Khun Sa's former turf has been taken over by the United Wa State Army (UWSA), a
splinter group of the Burmese Communist Party in northern Burma's Shan state
which maintains a ceasefire with the military government in Rangoon, sources
with
Thai and U.S. anti-narcotics authorities told Reuters. 

The factories in the state's opium poppy-growing area formerly belonged to Khun
Sa, the half-Shan, half-Chinese leader of the now defunct Mong Tai Army (MTA),
which controlled the opium trade while fighting the Burmese government for Shan
state independence. 

"The information we have is, the United Wa State Army has resumed much of the
drugs production and activities from the Shan United Army (MTA)," said a drug
enforcement officer with the U.S. embassy in Bangkok. 

Opium is refined into heroin. The Golden Triangle, which straddles the
borders of
Laos, Thailand and Burma, is said by U.S. drug enforcement officials to supply
about 70 percent of the world's heroin. 

Khun Sa surrendered to Burmese authorities in January 1996 and is believed by
anti-drug officials to be living in luxury in Rangoon. Burma has said Khun
Sa, who is
wanted by U.S. authorities, will not be extradited. 

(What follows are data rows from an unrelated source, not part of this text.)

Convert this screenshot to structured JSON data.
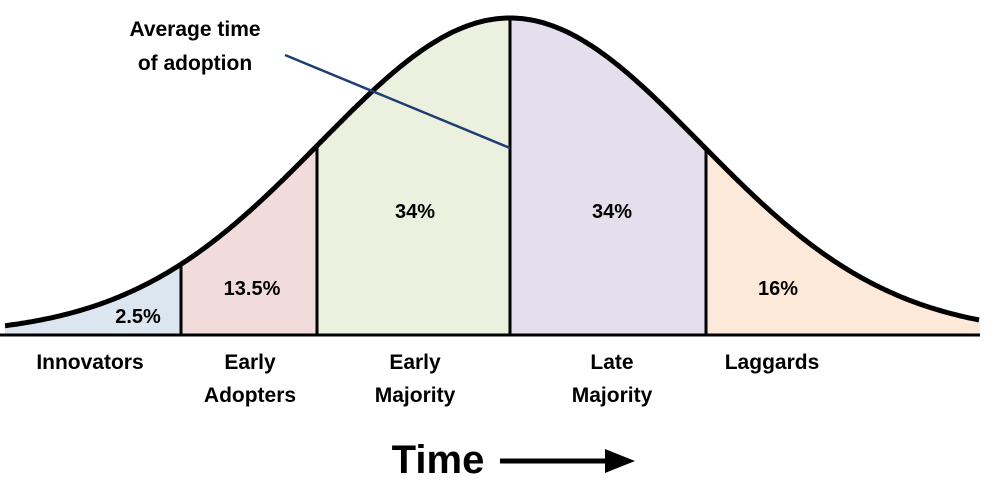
{
  "annotation": {
    "lines": [
      "Average time",
      "of adoption"
    ]
  },
  "axis_label": "Time",
  "segments": [
    {
      "label_lines": [
        "Innovators"
      ],
      "percent": "2.5%"
    },
    {
      "label_lines": [
        "Early",
        "Adopters"
      ],
      "percent": "13.5%"
    },
    {
      "label_lines": [
        "Early",
        "Majority"
      ],
      "percent": "34%"
    },
    {
      "label_lines": [
        "Late",
        "Majority"
      ],
      "percent": "34%"
    },
    {
      "label_lines": [
        "Laggards"
      ],
      "percent": "16%"
    }
  ]
}
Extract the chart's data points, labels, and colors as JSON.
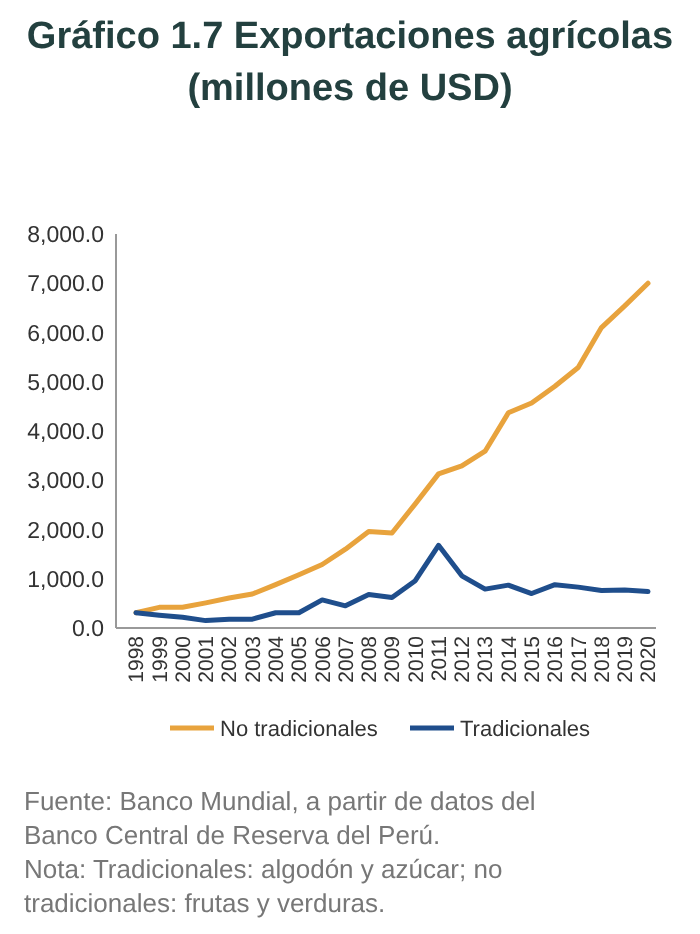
{
  "chart_data": {
    "type": "line",
    "title": "Gráfico 1.7 Exportaciones agrícolas\n(millones de USD)",
    "categories": [
      "1998",
      "1999",
      "2000",
      "2001",
      "2002",
      "2003",
      "2004",
      "2005",
      "2006",
      "2007",
      "2008",
      "2009",
      "2010",
      "2011",
      "2012",
      "2013",
      "2014",
      "2015",
      "2016",
      "2017",
      "2018",
      "2019",
      "2020"
    ],
    "series": [
      {
        "name": "No tradicionales",
        "color": "#e8a33d",
        "values": [
          310,
          420,
          420,
          510,
          610,
          690,
          880,
          1080,
          1290,
          1600,
          1960,
          1930,
          2520,
          3130,
          3290,
          3590,
          4370,
          4570,
          4910,
          5290,
          6100,
          6540,
          7000
        ]
      },
      {
        "name": "Tradicionales",
        "color": "#1f4e8c",
        "values": [
          310,
          260,
          220,
          150,
          180,
          180,
          310,
          310,
          570,
          450,
          680,
          620,
          960,
          1680,
          1060,
          790,
          870,
          700,
          880,
          830,
          760,
          770,
          740
        ]
      }
    ],
    "ylim": [
      0,
      8000
    ],
    "yticks": [
      {
        "value": 0,
        "label": "0.0"
      },
      {
        "value": 1000,
        "label": "1,000.0"
      },
      {
        "value": 2000,
        "label": "2,000.0"
      },
      {
        "value": 3000,
        "label": "3,000.0"
      },
      {
        "value": 4000,
        "label": "4,000.0"
      },
      {
        "value": 5000,
        "label": "5,000.0"
      },
      {
        "value": 6000,
        "label": "6,000.0"
      },
      {
        "value": 7000,
        "label": "7,000.0"
      },
      {
        "value": 8000,
        "label": "8,000.0"
      }
    ],
    "grid": false,
    "legend": "bottom",
    "marker": "none",
    "line_style": "solid",
    "annotations": [
      "Fuente: Banco Mundial, a partir de datos del Banco Central de Reserva del Perú.",
      "Nota: Tradicionales: algodón y azúcar; no tradicionales: frutas y verduras."
    ]
  }
}
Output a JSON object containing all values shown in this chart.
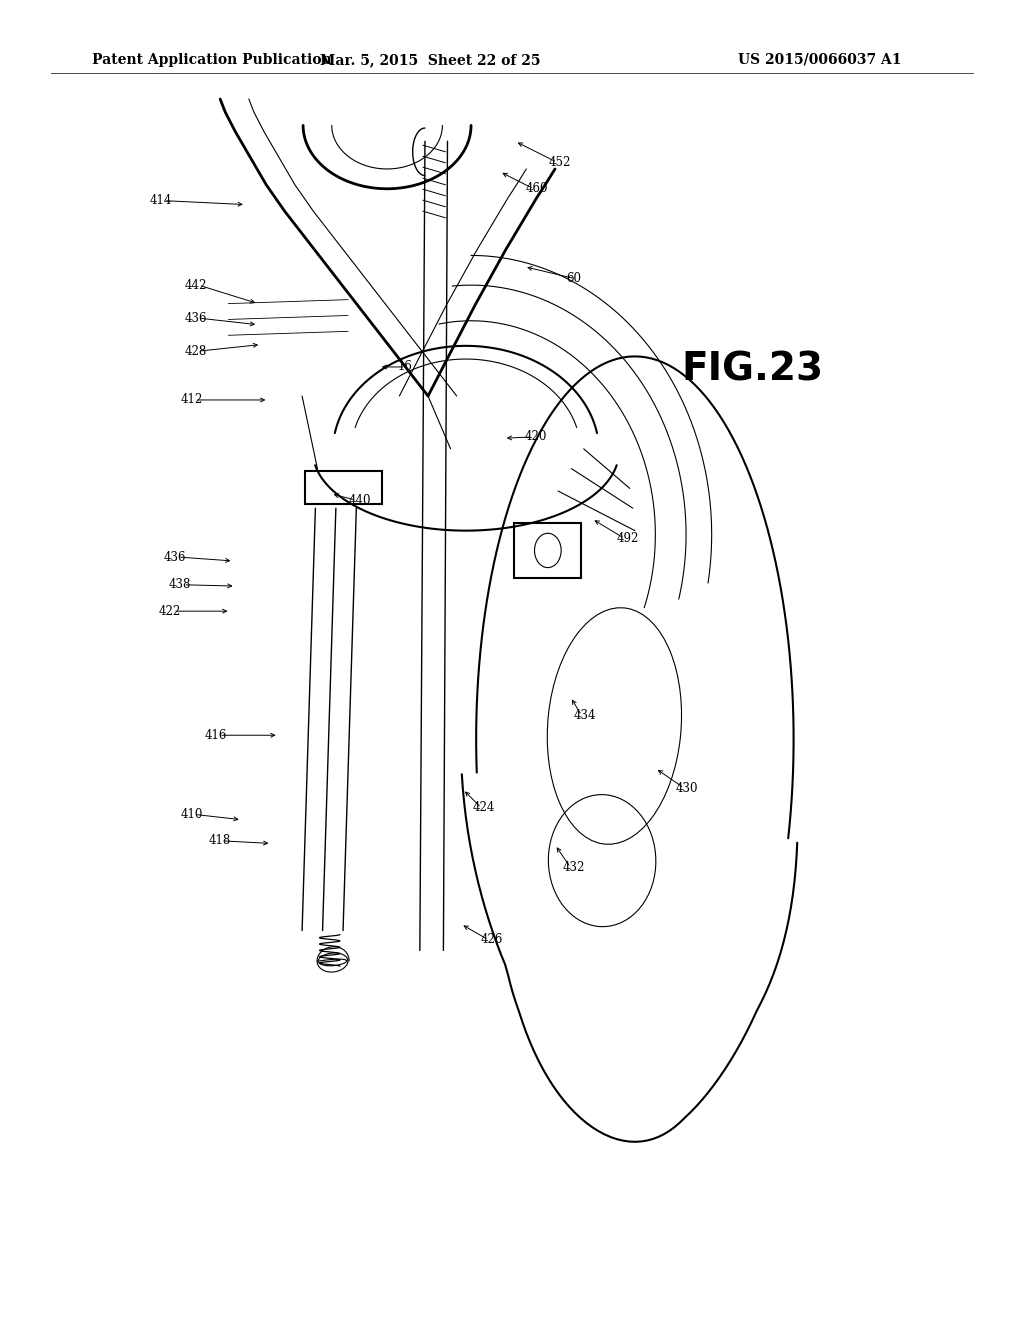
{
  "background_color": "#ffffff",
  "header_left": "Patent Application Publication",
  "header_center": "Mar. 5, 2015  Sheet 22 of 25",
  "header_right": "US 2015/0066037 A1",
  "fig_label": "FIG.23",
  "header_fontsize": 10,
  "fig_label_fontsize": 28
}
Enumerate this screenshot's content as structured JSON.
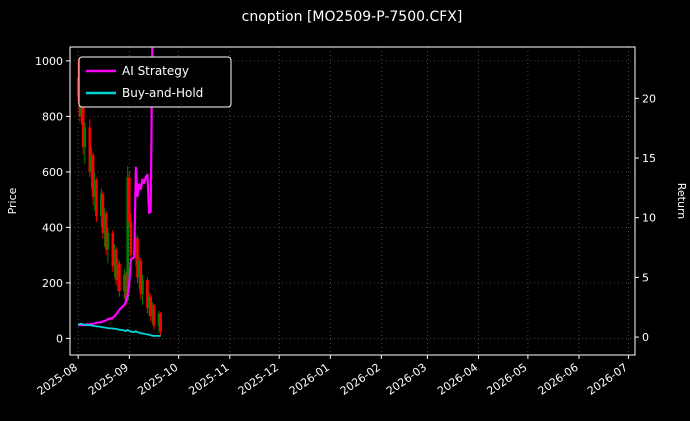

Golden Triangle heroin production went into hiatus during the power vacuum
following Khun Sa's surrender. 

But the United Wa State Army had since taken over several former MTA jungle
bases in defiance of demands by Burma's ruling State Law and Order Restoration
Council (SLORC) that it pull out of the area, the Thai sources said. 

"The heroin factories that used to belong to Khun Sa such as Doi Lang and Hauy
Maekham are now under the control of the Wa," a Thai narcotics officer told
Reuters.

The Wa took over the heroin factories after Wei Siao Gang, who is wanted by the
United States for drug trafficking, was appointed commander of UWSA forces near
the Thai border late last year, replacing Tei Kung Ming, who was murdered in
China, a Thai police source said. 

Wei Siao Gang and his brother Wei Siao Long are longtime, bitter rivals of
Khun Sa
in the drug trade. 

"The Wei brothers are the new drug kings in the Golden Triangle," the narcotics
officer said. 

Doi Lang is a former Khun Sa stronghold while Hauy Maekhan was believed to have
housed one of his biggest heroin factories. 

A journalist who visited the areas last week confirmed heavy deployments of Wa
guerrillas in the two places. 

"Every month, the Wa produce at least 140 kg (309 lb) of heroin from these two
factories," said another Thai anti-narcotics source based in northern Thailand. 

He estimated that the Wa produced at least two tonnes of heroin annually. 

Khun Sa's former headquarters at Ho Mong in Shan state is now a ghost town.
At the
height of his power, Ho Mong housed more than 12,000 people who enjoyed such
amenities as a school, hospital, electricity and karaoke bars.